Caro Presidente Matteo Renzi, cara Ministra Federica Mogherini,

quella che vedete è una delle immagini più dure che io abbia mai pubblicato o semplicemente visto. Lo faccio dolorosamente ma consapevolmente.

Sono i corpi di due ragazzine, 14 e 15 anni, di Katra Shahadatganj, villaggio rurale dell’Uttar Pradesh, India Nord-Orientale, vittime di un atroce gang-rape, stupro di gruppo da parte di 7 uomini (fra cui due militari: non è un fatto infrequente) a cui sono seguite percosse e impiccagione.

Questa insopportabile immagine illustra la rilevanza delle questione maschile in un Paese come l’India dove si verifica uno stupro ogni 22 minuti -calcolando solo la punta dell’iceberg dei casi denunciati-. E dove le donne sono intese come povere cose a disposizione di chiunque, specie se appartenenti alle caste più umili come nel caso di queste due bambine. Tanto che la violenza maschile è diventata una faccenda politica di primaria importanza.

Questa immagine dimostra che cosa alcuni uomini sono disposti a fare solo per consumare un rapporto sessuale: o, più precisamente, dimostra l’odio feroce per le donne, contro le quali lo stupro diventa un’arma letale. La pubblico per questo.

Esiste una remota possibilità, secondo gli investigatori, che le due bambine non siano state impiccate dai loro aguzzini ma che si siano volontariamente appese all’albero di mango pur di non dover sopportare la vergogna. Più probabilmente sono stati gli stessi stupratori a tentare di uccidere le ragazze strangolandole e poi impiccandole per non correre il rischio di essere identificati.

La protesta silenziosa degli abitanti del villaggio che si sono radunati sotto il mango per sollecitare le ricerche da parte della polizia ha portato alla rapida cattura degli stupratori assassini.

Sarebbe importante che il governo italiano manifestasse la sua vicinanza al governo indiano, alle donne e agli uomini di buona volontà di quel Paese che si trovano ad affrontare una simile emergenza: la violenza sessista è una realtà universale, ma in India raggiunge le dimensioni di una catastrofe.
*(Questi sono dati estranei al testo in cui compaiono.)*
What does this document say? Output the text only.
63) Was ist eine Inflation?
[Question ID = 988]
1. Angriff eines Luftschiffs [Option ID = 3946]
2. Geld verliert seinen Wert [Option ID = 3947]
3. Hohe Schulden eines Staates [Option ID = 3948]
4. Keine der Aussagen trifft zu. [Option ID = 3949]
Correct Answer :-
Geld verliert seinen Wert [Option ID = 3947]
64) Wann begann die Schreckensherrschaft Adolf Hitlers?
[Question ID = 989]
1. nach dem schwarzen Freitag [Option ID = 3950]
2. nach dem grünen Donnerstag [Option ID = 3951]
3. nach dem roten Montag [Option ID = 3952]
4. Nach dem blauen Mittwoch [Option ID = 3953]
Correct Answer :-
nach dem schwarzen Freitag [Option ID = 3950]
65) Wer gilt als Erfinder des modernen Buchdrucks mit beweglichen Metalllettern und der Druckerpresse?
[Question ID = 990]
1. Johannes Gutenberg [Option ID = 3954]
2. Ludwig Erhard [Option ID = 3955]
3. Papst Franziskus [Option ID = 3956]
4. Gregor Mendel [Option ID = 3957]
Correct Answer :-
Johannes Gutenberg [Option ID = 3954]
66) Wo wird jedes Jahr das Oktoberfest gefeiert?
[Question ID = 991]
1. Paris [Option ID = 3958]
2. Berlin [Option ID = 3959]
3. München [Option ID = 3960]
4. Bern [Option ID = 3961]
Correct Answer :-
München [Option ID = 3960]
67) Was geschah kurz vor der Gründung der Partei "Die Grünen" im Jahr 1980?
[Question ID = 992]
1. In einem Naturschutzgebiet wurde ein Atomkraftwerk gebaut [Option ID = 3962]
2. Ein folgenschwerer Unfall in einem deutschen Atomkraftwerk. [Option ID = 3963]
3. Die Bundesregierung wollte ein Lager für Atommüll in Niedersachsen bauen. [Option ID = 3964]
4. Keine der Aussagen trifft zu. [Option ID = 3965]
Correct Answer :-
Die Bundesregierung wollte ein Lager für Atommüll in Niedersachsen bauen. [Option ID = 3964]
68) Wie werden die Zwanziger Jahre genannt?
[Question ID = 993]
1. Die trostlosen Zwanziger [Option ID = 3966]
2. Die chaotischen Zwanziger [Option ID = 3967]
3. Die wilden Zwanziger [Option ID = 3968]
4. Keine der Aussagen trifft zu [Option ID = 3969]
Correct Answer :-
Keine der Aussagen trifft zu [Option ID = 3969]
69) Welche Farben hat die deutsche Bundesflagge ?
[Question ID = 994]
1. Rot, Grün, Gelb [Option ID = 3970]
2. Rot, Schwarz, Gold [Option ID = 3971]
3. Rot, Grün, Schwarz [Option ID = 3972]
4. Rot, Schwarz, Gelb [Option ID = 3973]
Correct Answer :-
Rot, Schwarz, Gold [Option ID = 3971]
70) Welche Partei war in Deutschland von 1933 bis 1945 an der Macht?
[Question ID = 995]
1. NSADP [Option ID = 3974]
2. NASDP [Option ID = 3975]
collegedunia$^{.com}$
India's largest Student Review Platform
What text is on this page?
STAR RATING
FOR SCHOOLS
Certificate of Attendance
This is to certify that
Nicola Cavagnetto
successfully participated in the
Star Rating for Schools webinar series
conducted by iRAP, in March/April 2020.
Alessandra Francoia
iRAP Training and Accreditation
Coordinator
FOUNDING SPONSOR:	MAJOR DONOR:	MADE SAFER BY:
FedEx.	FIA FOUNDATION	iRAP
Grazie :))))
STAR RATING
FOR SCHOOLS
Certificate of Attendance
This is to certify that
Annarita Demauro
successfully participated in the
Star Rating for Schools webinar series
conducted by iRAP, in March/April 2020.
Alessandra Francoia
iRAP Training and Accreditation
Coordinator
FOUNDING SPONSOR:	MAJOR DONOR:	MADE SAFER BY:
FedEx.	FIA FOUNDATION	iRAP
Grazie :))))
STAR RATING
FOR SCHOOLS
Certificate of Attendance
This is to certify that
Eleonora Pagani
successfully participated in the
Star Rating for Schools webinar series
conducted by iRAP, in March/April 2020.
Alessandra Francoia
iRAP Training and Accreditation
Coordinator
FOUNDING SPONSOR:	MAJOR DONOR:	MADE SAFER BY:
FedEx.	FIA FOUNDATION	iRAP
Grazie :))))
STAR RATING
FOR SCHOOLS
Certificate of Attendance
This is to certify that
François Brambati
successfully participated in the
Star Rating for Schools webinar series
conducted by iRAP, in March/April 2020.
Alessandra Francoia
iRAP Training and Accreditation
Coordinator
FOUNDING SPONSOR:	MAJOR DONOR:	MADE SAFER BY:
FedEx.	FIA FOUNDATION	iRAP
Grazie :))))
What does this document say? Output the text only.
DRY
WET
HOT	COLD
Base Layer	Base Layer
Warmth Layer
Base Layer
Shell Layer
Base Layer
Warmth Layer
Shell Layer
E anche che inducesse qualche dubbio sull’effettiva efficacia della pena capitale contro la violenza, misura invocata da molti indiani ma contrastata da altre e altri, in particolare dal movimento delle donne. La pena di morte, è ampiamente dimostrato, non funziona mai come deterrente.

Sul fronte della violenza, come mi spiega l’intellettuale Urvashi Butalia, aumenta anzi il rischio per le donne, che possono venire uccise dopo lo stupro in modo da non poter testimoniare; o che possono esitare a denunciare: spesso gli stupratori sono familiari e amici, e le vittime non vogliono la loro morte.

Credo, e tante e tanti con me, che di fronte a una vicenda come questa qualcosa si debba fare.

 

Aggiornamento martedì 3 giugno: un altro caso orribile. Violentata, costretta a ingurgitare acido e strangolata.

Aggiornamento mercoledì 4 giugno: ormai un bollettino quotidiano. Un’altra ragazza impiccata.